What not to do when housebreaking your puppy
- Don’t scold her when she has an accident. Instead, take her right outside and let her roam around a bit. Chances are, she’ll go again. That’s when you praise her before bringing her back inside.
- Do not deprive her of water in an attempt to lessen her need to go when you aren’t there to take her out – or for any other reason. Withholding water can lead to serious illness such as kidney disease and urinary tract infections.

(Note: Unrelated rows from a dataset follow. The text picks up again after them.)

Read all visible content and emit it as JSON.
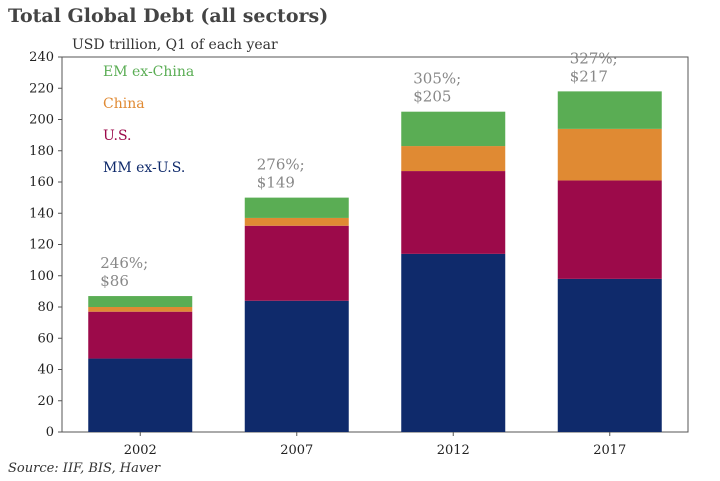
{
  "chart_data": {
    "type": "bar",
    "stacked": true,
    "title": "Total Global Debt (all sectors)",
    "subtitle": "USD trillion, Q1 of each year",
    "source": "Source: IIF, BIS, Haver",
    "categories": [
      "2002",
      "2007",
      "2012",
      "2017"
    ],
    "series": [
      {
        "name": "MM ex-U.S.",
        "color": "#0f2a6b",
        "values": [
          47,
          84,
          114,
          98
        ]
      },
      {
        "name": "U.S.",
        "color": "#9c0a4a",
        "values": [
          30,
          48,
          53,
          63
        ]
      },
      {
        "name": "China",
        "color": "#e08a33",
        "values": [
          3,
          5,
          16,
          33
        ]
      },
      {
        "name": "EM ex-China",
        "color": "#5aad54",
        "values": [
          7,
          13,
          22,
          24
        ]
      }
    ],
    "legend_order": [
      "EM ex-China",
      "China",
      "U.S.",
      "MM ex-U.S."
    ],
    "annotations": [
      {
        "line1": "246%;",
        "line2": "$86"
      },
      {
        "line1": "276%;",
        "line2": "$149"
      },
      {
        "line1": "305%;",
        "line2": "$205"
      },
      {
        "line1": "327%;",
        "line2": "$217"
      }
    ],
    "ylim": [
      0,
      240
    ],
    "yticks": [
      0,
      20,
      40,
      60,
      80,
      100,
      120,
      140,
      160,
      180,
      200,
      220,
      240
    ],
    "grid": false,
    "legend_position": "top-left"
  }
}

- Don’t badger her to go. She’ll go when she’s ready. Badgering her won’t help. Rather, it will make her apprehensive and reluctant to go… basically, you’d be scaring her into not going. It will bring the opposite result than what you desire.
Keep this in mind when housetraining your dog
Puppies are still learning about their environment, now that they don’t have their mother or litter mates to share the experience. Some of it will be a bit nerve wracking. If the puppy spends most of its time inside, the outside can be quite intimidating for them. This is also true of adult dogs or adopted dogs that have never been housetrained.
Dogs, puppies and even people can feel a bit vulnerable when they are taking care of their toilet needs. You can imagine how vulnerable a puppy feels. He’s in the big, wide open spaces. He’s virtually alone (no dog relatives around). He’s with a new family. Most likely, he’s going through the stress of separation and a new home.
He’s having to become familiar with his new surroundings. He’s learning new rules. It’s a lot for a puppy to take in, so it’s best to make his potty training as easy for him as possible. Don’t add more stress. Make him feel good with praise, rather than scolding for something he doesn’t understand is wrong. It’s your job to teach him.